Higher density of deer in a neighborhood may increase frequency of deer-vehicle accidents.
Further, when living by homes, deer often learn that they are in a safe haven from hunters.
Without the constant “all you can eat buffet,” these deer might relocate into the woods away from homes.
Let’s give our precious Island funds to our hard-working hunters and not to the care and feeding of deer. Remember: less deer = less ticks = less disease.
Why? Without a blood meal on deer, an adult tick cannot reproduce and lay eggs.
Scaling back the 4-poster program as regulated by the DEC can financially help our hunters and our Island. It may also please the 82% of Island residents who responded to the survey requesting more culling.
Editor’s note: Mr. Wein is a member of the Deer & Tick Committee
A distant goal
To the Editor:
Points to ponder on the possible continuation of Shelter Island’s 4-poster program for tick control: Given the new requirement that permission be obtained from every landowner within 745 feet of a proposed deployment site, it’s inconceivable that the recommended density of 1 device per 40 to 50 acres could ever be achieved.

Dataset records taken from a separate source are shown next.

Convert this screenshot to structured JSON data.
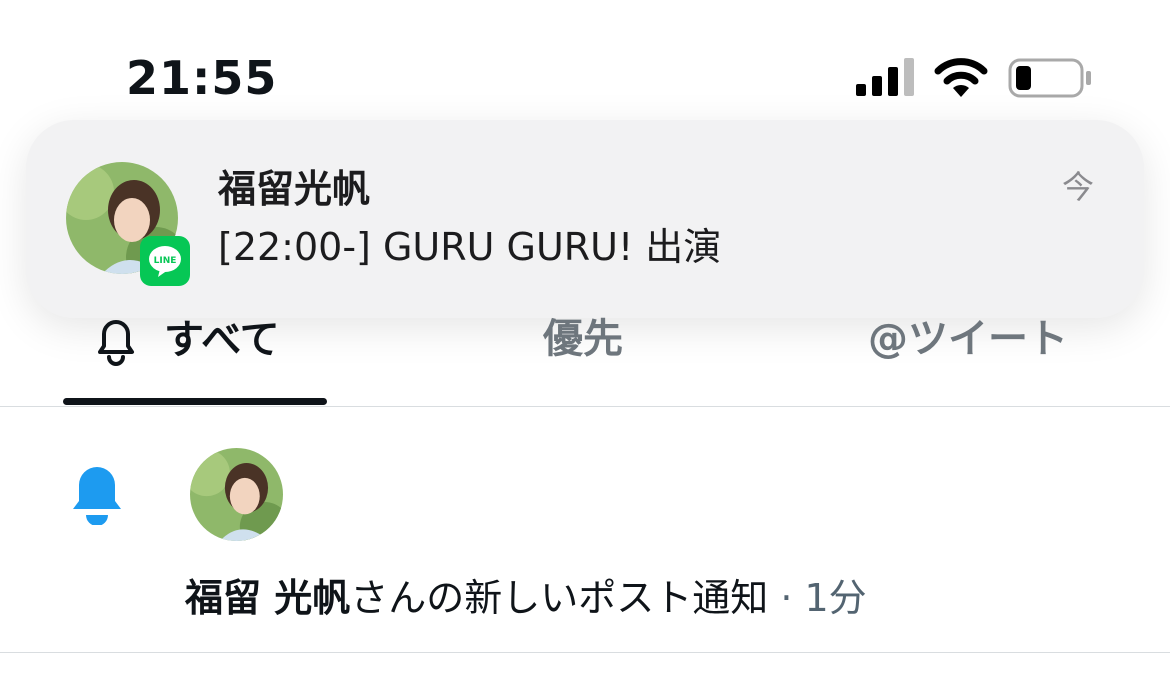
{
  "status_bar": {
    "time": "21:55",
    "icons": [
      "cellular-signal-icon",
      "wifi-icon",
      "battery-icon"
    ]
  },
  "notification_banner": {
    "app_icon": "line-icon",
    "badge_text": "LINE",
    "title": "福留光帆",
    "body": "[22:00-] GURU GURU! 出演",
    "time": "今",
    "colors": {
      "line_green": "#06c755",
      "background": "#f2f2f3"
    }
  },
  "tabs": {
    "items": [
      {
        "label": "すべて",
        "icon": "bell-outline-icon",
        "active": true
      },
      {
        "label": "優先",
        "active": false
      },
      {
        "label": "@ツイート",
        "active": false
      }
    ]
  },
  "notifications": [
    {
      "icon": "bell-filled-icon",
      "name": "福留 光帆",
      "text": "さんの新しいポスト通知",
      "separator": " · ",
      "time": "1分",
      "colors": {
        "bell": "#1d9bf0"
      }
    }
  ]
}
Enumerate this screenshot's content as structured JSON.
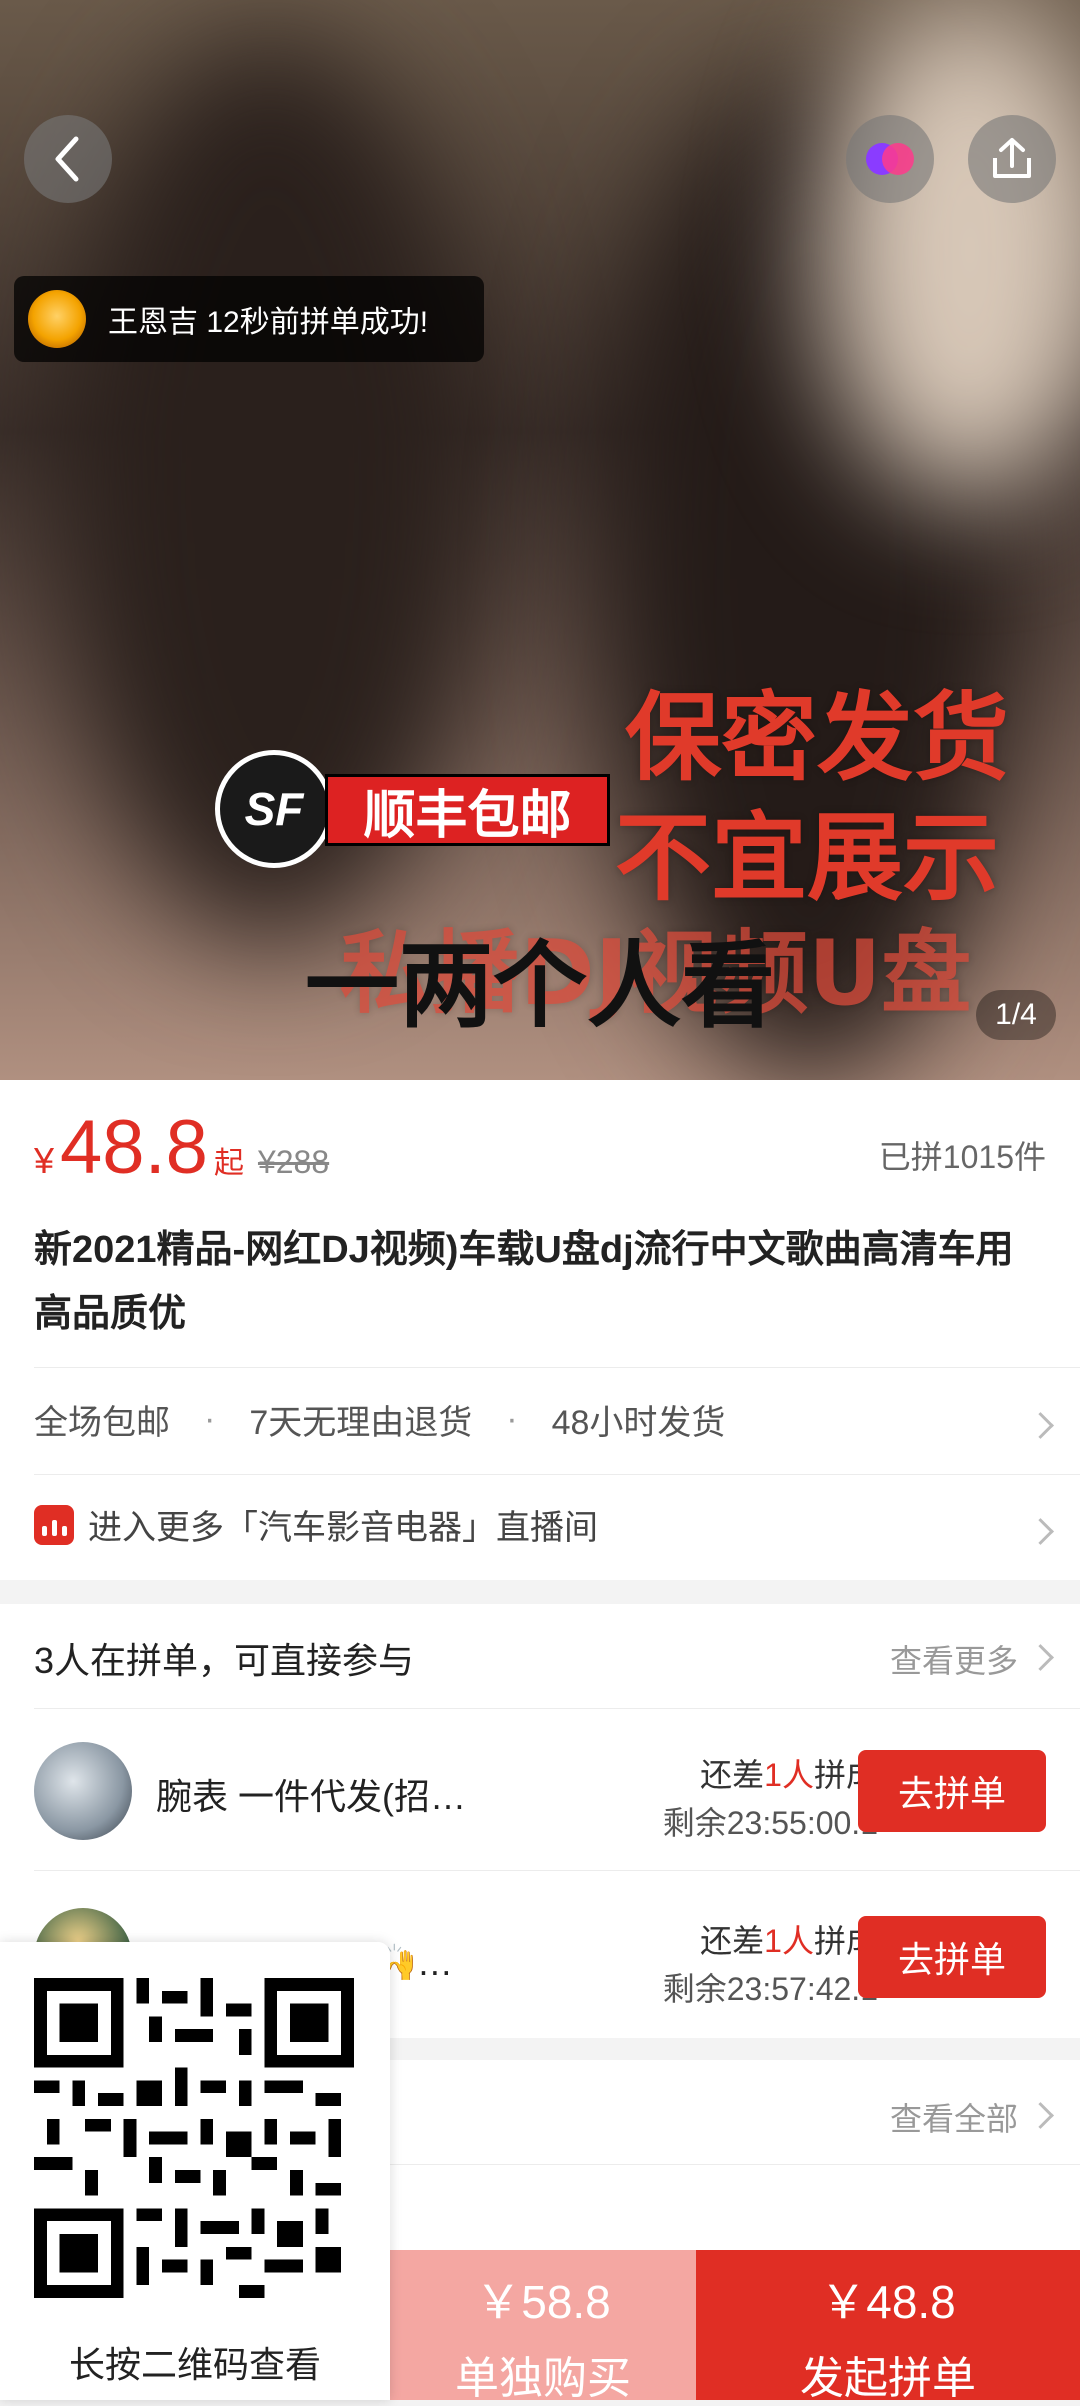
{
  "hero": {
    "toast_text": "王恩吉 12秒前拼单成功!",
    "overlay_lines": [
      "保密发货",
      "不宜展示"
    ],
    "sf_label": "顺丰包邮",
    "bottom_line": "一两个人看",
    "bottom_line_back": "私播DJ视频U盘",
    "pager": "1/4"
  },
  "price": {
    "currency": "¥",
    "current": "48.8",
    "suffix": "起",
    "original": "¥288",
    "sold": "已拼1015件"
  },
  "product": {
    "title": "新2021精品-网红DJ视频)车载U盘dj流行中文歌曲高清车用高品质优"
  },
  "services": [
    "全场包邮",
    "7天无理由退货",
    "48小时发货"
  ],
  "service_sep": "·",
  "live": {
    "text": "进入更多「汽车影音电器」直播间"
  },
  "group": {
    "header": "3人在拼单，可直接参与",
    "more": "查看更多",
    "items": [
      {
        "name": "腕表 一件代发(招…",
        "need_prefix": "还差",
        "need_count": "1人",
        "need_suffix": "拼成",
        "time": "剩余23:55:00.1",
        "button": "去拼单"
      },
      {
        "name": "…能使万骨全🙌…",
        "need_prefix": "还差",
        "need_count": "1人",
        "need_suffix": "拼成",
        "time": "剩余23:57:42.1",
        "button": "去拼单"
      }
    ]
  },
  "reviews": {
    "more": "查看全部"
  },
  "qr": {
    "caption": "长按二维码查看"
  },
  "bottom": {
    "single_price": "￥58.8",
    "single_label": "单独购买",
    "group_price": "￥48.8",
    "group_label": "发起拼单"
  },
  "colors": {
    "accent": "#e02e24",
    "single_bg": "#f4a7a2"
  }
}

There is no scientific evidence that a few 4-posters, or 4-posters deployed at less than recommended densities, are efficacious in tick control. Published scientific studies indicate just the opposite. Heavy acorn masting (which regularly occurs on Shelter Island) was identified as a probable cause of reduced 4-poster visitation by deer and device effectiveness in one such study. Every county, town or village contemplating the use of these devices need not reinvestigate this issue. The further use of 4-posters is also likely to promote continued fecundity in Shelter Island’s deer population. This works contrary to the essential goal of drastically reducing the population.
Continued device deployment after 11 years of use should only be based upon solid evidence of effectiveness that could withstand scientific peer review. Presently there is no such evidence; Shelter Island still has plenty of ticks. The further pursuit of a strategy that “seems like a good idea” to a committee composed largely of non-scientists, with no expertise in the epidemiology of zoonotic diseases, is an unacceptable way of addressing a serious public health issue.
Finally, given the clear harm Shelter Island’s excessive deer population is doing to public health, the environment and biodiversity, it is a misallocation of limited resources to support continued 4-poster use rather than a truly aggressive deer management program. Under the present program, reduction of the deer population to a safe and environmentally-sustainable level remains a far distant goal.
John J. Rasweiler IV
Editor’s note: Mr. Rasweiler is a member, Town of Southold Deer Management Task Force; member, Suffolk County Tick Control Advisory Committee; chairman, Town of Southold Tick Working Group; and member, North Fork Deer Alliance.
Thanks to all
To the Editor:
St. Mary’s Episcopal Church held its annual Election Eve Ham Dinner on November 4. It was very successful and well-attended by the public and many of the candidates.
This year the event took place without the leadership and years of experience of Dot Ross. There are so many volunteers to thank, all of whom took their tasks seriously with Dot very much on our minds.
Those whom we would like to mention for their hard work are Tommy Ritzler, Kris Corbett, Mark Cappellino, Reeves Thompson, John Klupka, Jody Thompson, Joanne Calabro, Ginny Gibbs, and Our Lady of the Isle Confirmands, Marian Brownlie, Wendy Mead, Fr. McCarron, Cathy McCafferty, Lorraine Miller and the Shelter Island Fire Department.
Thank you from St. Mary’s Episcopal Church Women.